Democrats say a decisive victory for Biden will prevent Trump from contesting the election results.
When President Donald Trump appeared on an NBC town hall Thursday evening, moderator Savannah Guthrie posed a question that has come up a lot over the past two weeks.
“Who do you owe $421 million to,” Guthrie asked, citing a recent New York Times story on Trump’s tax returns that said the obligations will come due in the next four years.
The idea that his creditors are a mystery became something of a meme in the wake of the newspaper report, which said that lenders often aren’t identified on tax returns.
But the identities of Trump’s lenders have been known for a half decade. In 2015, then-candidate Trump filed his first personal financial disclosure with the U.S. government. It listed debt-encumbered properties, names of firms that issued the loans, maturity dates and a range of the value of the debt.
What’s more, because the loans are mortgages, they exist in the public record, with county registrars and, in some cases, in commercial mortgage-backed securities.

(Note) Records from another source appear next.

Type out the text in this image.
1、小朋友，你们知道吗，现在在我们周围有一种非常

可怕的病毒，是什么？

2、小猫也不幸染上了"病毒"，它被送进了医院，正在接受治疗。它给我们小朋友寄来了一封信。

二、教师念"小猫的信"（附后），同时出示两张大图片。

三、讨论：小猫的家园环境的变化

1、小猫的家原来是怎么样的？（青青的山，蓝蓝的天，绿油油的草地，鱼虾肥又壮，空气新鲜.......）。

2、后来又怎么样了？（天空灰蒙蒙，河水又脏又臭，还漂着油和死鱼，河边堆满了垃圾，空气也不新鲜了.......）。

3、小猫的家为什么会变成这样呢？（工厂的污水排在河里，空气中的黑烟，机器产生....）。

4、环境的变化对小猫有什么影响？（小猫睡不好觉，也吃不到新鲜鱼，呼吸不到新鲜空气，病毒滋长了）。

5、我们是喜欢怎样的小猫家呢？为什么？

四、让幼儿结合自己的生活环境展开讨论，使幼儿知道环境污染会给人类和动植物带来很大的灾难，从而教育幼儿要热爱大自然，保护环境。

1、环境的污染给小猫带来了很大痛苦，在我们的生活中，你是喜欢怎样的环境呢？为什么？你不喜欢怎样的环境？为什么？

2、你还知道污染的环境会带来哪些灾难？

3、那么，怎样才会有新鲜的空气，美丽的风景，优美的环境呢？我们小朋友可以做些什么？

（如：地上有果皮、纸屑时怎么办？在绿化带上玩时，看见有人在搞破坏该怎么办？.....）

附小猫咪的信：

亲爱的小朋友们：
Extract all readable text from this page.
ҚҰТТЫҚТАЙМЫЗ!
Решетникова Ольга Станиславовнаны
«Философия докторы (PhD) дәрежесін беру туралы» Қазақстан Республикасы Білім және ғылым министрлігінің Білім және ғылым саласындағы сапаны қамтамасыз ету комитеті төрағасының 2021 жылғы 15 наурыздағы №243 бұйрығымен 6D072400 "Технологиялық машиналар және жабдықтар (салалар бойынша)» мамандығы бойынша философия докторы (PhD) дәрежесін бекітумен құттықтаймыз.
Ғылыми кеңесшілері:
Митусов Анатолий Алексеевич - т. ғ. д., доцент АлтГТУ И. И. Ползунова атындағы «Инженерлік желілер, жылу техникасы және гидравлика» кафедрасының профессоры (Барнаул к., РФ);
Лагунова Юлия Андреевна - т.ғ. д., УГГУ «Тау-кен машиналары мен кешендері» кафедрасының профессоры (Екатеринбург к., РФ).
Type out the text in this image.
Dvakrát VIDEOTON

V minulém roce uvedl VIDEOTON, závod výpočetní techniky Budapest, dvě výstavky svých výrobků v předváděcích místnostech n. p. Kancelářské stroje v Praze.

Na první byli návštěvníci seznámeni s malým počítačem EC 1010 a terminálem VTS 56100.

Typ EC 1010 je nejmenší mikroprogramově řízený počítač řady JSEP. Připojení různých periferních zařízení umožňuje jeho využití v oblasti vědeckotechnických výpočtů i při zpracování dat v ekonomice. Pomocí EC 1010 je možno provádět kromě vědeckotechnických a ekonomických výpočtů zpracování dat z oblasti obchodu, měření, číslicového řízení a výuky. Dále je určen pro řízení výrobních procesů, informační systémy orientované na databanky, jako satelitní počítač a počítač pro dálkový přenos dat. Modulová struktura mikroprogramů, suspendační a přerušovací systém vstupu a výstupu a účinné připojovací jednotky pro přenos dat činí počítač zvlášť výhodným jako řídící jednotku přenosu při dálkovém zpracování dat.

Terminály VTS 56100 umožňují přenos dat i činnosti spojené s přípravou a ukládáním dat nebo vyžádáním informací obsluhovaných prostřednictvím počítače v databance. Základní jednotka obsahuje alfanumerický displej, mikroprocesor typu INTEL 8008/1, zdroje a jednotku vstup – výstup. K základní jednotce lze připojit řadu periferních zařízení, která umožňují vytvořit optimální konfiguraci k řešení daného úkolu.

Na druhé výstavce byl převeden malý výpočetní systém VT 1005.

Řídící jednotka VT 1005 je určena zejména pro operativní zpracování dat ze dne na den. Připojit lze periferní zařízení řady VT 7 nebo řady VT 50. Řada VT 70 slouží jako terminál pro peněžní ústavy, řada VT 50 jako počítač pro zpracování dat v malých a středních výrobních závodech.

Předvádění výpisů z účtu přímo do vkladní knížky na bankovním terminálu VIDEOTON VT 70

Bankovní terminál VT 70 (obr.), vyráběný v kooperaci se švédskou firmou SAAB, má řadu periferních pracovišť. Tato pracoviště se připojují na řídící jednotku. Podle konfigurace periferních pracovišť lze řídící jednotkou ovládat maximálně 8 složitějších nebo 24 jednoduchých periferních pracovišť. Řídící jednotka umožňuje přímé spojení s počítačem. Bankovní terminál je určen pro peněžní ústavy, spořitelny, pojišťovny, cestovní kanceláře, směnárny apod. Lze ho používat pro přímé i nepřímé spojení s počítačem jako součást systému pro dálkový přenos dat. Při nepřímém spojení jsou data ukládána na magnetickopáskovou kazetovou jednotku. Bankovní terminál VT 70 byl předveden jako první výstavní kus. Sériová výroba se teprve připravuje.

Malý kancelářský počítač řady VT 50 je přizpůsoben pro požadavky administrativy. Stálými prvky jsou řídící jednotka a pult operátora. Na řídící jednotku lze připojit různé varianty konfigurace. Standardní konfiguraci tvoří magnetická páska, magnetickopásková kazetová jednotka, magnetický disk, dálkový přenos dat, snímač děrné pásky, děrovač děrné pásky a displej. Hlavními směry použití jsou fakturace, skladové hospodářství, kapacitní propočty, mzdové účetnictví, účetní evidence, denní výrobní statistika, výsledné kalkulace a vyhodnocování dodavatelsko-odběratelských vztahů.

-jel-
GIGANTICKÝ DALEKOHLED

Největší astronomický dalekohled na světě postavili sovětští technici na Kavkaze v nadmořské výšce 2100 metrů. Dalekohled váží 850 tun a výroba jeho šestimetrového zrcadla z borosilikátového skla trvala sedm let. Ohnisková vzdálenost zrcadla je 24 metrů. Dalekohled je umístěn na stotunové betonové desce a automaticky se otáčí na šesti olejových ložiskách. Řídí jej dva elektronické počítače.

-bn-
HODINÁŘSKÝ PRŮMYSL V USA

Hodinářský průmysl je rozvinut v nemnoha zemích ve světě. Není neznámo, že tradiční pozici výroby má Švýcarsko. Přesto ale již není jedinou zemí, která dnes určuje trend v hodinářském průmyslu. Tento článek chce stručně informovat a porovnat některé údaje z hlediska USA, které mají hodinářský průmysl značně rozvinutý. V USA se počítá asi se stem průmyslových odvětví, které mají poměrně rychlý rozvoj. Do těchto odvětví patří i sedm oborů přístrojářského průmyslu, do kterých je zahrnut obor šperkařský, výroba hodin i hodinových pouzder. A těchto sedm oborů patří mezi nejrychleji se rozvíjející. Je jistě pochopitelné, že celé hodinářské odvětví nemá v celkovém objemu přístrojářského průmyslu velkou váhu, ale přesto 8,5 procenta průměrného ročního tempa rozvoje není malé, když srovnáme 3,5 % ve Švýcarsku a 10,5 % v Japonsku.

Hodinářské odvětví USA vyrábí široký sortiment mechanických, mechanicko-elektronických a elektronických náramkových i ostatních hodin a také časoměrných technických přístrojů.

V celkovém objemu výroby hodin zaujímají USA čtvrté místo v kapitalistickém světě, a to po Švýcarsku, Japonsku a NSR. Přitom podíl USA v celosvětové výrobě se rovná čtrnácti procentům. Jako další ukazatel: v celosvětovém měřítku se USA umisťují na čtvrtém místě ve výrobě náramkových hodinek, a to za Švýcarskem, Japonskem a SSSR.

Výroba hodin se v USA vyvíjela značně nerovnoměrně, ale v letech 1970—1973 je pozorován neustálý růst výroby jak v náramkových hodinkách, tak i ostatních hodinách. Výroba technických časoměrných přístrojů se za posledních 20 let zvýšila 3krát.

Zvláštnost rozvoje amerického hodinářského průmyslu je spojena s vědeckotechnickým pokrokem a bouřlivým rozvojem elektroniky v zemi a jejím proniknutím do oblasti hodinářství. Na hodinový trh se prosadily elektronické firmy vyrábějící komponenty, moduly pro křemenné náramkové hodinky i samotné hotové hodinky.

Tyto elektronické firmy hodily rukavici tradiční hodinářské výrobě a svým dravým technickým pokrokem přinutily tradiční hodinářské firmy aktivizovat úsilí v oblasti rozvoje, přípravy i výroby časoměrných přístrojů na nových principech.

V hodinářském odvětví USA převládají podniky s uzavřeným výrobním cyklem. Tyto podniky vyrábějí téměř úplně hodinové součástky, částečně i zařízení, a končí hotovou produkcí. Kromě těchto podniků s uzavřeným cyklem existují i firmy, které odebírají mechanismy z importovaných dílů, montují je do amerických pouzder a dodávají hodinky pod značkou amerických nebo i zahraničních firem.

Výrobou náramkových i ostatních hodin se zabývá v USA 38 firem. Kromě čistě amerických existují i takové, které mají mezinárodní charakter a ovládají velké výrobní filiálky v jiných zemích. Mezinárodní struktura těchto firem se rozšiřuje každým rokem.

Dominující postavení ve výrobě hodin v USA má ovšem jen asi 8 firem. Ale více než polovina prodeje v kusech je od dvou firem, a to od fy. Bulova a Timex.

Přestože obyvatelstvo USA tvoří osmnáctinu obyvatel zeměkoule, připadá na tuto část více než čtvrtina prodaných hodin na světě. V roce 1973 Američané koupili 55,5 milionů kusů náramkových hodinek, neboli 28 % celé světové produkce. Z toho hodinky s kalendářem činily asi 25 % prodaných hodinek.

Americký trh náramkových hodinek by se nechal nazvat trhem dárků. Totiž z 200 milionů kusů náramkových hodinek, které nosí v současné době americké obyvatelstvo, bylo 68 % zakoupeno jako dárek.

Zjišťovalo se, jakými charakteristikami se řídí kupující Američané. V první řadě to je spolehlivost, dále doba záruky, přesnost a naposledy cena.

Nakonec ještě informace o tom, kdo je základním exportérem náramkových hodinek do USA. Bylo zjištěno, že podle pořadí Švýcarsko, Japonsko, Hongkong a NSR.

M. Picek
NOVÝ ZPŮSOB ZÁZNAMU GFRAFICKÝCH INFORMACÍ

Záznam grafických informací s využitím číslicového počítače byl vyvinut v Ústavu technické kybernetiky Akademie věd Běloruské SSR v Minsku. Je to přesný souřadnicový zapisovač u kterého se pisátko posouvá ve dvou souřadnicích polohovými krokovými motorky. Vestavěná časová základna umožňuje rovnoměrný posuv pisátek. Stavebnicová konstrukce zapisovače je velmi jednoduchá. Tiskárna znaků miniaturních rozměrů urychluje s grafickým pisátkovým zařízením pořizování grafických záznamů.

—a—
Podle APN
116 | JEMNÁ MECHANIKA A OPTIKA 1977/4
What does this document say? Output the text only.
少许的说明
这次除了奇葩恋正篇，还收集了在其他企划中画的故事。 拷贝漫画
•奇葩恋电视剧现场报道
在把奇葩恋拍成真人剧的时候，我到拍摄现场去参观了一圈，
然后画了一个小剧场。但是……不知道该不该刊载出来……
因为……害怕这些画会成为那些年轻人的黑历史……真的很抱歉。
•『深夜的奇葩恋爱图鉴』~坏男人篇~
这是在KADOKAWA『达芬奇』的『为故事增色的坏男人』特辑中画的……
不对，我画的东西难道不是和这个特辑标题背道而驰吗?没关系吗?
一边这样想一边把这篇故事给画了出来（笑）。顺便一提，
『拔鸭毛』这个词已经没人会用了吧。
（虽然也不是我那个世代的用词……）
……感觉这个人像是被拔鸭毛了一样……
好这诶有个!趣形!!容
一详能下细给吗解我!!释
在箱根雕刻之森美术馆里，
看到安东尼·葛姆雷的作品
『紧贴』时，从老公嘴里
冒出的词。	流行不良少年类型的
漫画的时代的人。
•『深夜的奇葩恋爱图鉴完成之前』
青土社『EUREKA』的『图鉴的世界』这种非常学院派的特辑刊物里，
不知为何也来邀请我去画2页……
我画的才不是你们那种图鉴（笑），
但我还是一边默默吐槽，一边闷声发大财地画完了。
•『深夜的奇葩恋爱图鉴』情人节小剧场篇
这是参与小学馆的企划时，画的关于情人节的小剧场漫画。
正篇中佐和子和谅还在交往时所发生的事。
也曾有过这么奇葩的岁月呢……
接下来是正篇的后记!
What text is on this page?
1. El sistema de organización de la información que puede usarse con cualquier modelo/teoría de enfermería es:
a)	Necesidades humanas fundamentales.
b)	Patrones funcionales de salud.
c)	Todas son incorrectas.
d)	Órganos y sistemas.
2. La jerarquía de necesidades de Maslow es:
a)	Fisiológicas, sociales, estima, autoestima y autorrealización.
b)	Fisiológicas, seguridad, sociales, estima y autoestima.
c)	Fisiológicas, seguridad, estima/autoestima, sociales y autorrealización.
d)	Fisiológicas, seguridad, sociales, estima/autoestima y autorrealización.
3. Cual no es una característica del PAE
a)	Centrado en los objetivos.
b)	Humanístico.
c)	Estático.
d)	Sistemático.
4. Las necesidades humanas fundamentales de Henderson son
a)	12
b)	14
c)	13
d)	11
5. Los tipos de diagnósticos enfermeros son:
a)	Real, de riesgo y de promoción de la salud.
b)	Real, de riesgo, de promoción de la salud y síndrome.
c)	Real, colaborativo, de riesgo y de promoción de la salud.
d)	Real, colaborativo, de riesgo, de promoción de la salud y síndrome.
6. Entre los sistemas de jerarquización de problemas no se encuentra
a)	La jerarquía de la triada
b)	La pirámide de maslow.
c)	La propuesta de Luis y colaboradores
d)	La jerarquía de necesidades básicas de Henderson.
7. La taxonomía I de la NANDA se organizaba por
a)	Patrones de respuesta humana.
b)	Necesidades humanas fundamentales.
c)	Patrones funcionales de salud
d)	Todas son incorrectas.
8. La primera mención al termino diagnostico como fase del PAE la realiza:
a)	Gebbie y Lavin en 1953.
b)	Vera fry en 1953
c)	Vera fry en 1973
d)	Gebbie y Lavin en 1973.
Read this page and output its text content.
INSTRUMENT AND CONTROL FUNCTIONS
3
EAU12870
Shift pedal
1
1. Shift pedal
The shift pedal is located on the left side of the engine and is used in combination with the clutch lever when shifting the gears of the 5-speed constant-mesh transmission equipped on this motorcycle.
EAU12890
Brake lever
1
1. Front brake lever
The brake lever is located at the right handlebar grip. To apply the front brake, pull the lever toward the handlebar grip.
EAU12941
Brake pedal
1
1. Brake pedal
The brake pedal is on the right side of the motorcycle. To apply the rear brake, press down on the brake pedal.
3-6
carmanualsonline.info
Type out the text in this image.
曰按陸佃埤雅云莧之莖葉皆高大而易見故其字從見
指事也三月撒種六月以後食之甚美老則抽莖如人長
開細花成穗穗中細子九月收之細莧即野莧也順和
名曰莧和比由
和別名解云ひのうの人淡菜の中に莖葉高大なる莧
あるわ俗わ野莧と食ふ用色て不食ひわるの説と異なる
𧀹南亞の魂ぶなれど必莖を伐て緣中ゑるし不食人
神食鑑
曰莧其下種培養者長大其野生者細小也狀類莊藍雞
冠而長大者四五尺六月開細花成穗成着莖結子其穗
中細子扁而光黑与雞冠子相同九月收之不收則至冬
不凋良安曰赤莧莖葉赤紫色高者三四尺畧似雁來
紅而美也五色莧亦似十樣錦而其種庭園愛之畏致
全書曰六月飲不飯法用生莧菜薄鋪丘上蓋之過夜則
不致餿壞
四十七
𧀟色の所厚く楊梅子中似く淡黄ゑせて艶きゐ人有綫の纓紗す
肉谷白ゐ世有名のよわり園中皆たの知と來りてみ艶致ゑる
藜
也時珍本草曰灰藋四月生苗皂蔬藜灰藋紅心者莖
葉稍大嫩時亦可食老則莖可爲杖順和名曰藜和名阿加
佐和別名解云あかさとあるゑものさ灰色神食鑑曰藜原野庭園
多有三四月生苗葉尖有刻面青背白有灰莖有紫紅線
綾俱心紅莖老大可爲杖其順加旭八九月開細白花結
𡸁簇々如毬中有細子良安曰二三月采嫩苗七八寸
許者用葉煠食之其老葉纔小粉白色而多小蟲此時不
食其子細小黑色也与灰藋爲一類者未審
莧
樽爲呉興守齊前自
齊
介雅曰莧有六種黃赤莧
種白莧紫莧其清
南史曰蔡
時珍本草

The majority of Trump’s liabilities can mostly be lumped into three groups: loans issued against his office properties by commercial real estate lender Ladder Capital; loans issued by Deutsche Bank AG against comparatively risky properties like his Washington hotel and Doral Resort; and loans taken out by Vornado Realty Trust against two office towers in which he holds minority interests. Other loans are mostly older and smaller.
The $421 million figure cited by the Times is a personally guaranteed subset of at least $600 million of loans that Trump’s company owes. On top of that, about $450 million of debt is tied to his 30% ownership in the Vornado office towers.
Some of the loans have been sold into commercial mortgage-backed securities, and are now owned by a large number of other investors – some of whom can’t be easily identified. They typically include pension funds, insurance companies, hedge funds and other institutional investors.
Given the fragmented nature of the ownership of that debt, it’s unlikely that even the Trump Organization has knowledge of those investors or contact with them about the loans. If issues arose with the debt, communications would typically be done through an intermediary called a loan servicer.
Many of the loans will come due in the next few years, but Trump, whose earlier career included a series of bankruptcies, probably has some flexibility.
When he refinanced Trump Tower in 2012 with a $100 million loan, it was appraised at $480 million. A 2015 refinancing of 40 Wall St. fetched a $160 million loan on a $540 million appraisal.
That left both properties with a relatively low amount of leverage for Manhattan real estate, suggesting either a newly learned financial conservatism on Trump’s part or a squeamishness on the part of Ladder Capital, Trump’s second-biggest lender after Deutsche Bank.
An August appraisal of the buildings by the Bloomberg Billionaires Index, based on current net income and prevailing capitalization rates, was less rosy, valuing them at $365 million and $375 million, respectively. But as long as the pandemic doesn’t crater office values, the properties could carry far more debt, were Trump to need it.
Because Trump made the historic decision to maintain ownership of his businesses, and because the government filing was self-reported, critics and professional ethicists have long worried that Trump could have other, unreported liabilities that could pose conflicts or even a national security risk. But no such liabilities have materialized.
At one point, Trump updated a disclosure to reflect money owed to Michael Cohen, his former personal attorney, who paid adult film actress Stormy Daniels to prevent her from going public with allegations of an affair with Trump.